I learned three important points from this debate. First, outside his comfort zone Tamimi is easy meat — an intellectually tenth-rate, one-trick pony. Second, the Muslim students seemed completely unmoved by the revelations about him and were all on message. One girl spoke, crying as she told us movingly of the beauty of sharia as a way of life: she was a moderate, she explained, so wanted sharia in Ireland only for Muslims. Tamimi is a celeb who was mobbed afterwards (girls hanging back giggling until the end, of course) by Muslims wanting to be photographed with him. Third, the non-Muslim students were stifled by a terror of causing offence by criticising Islam in any way: one even castigated himself for having been shocked by the sharia approval of wife-beating until a Muslim girl had explained to him why she had no problem with it. I had lost the debate, of course, but afterwards, in the bar, several of the young were pleasingly appalled by what they had learned.

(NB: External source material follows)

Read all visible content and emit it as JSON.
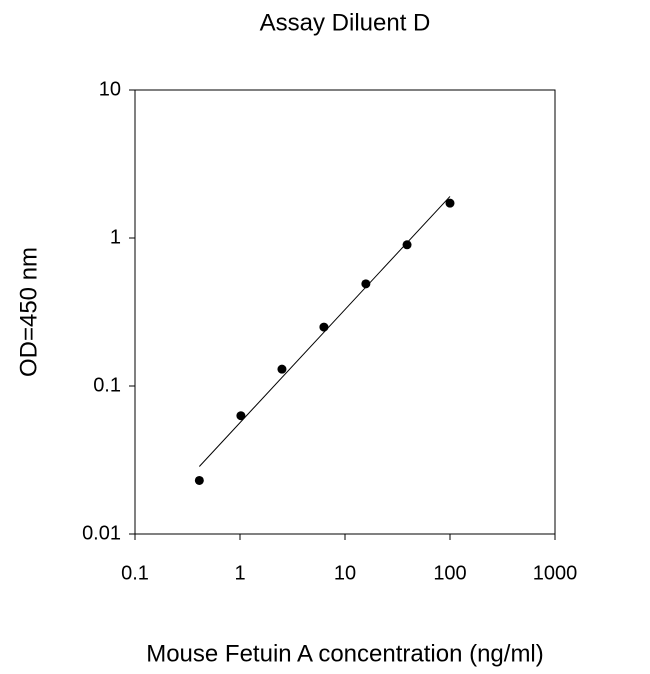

Historically, the colleges of the National University of Ireland did not allow the study of religion, but in 2007 University College Cork opened a Department of the Study of Religions, which is now carrying out a government-funded research project on Muslims in Ireland. Launched by the Irish Minister for Foreign Affairs, Micheál Martin, a local MP whose espousing of the cause of Gaza is popular in a country where Israel is seen as an oppressor, it is being conducted by graduates of the London School of African and Oriental Studies. One is an expert on Japanese Buddhism, another on Turkish orthodoxy and a third — who is married to a Palestinian — on Bahai and reform movements in Islam. None has any competence in the Irish context. There is no independent think-tank in Ireland devoted to the study of Islam — although Dialogue Ireland, a modestly-funded trust which has battled Christian cultism and achieved considerable success against Scientology, is now turning its attention to Islamism.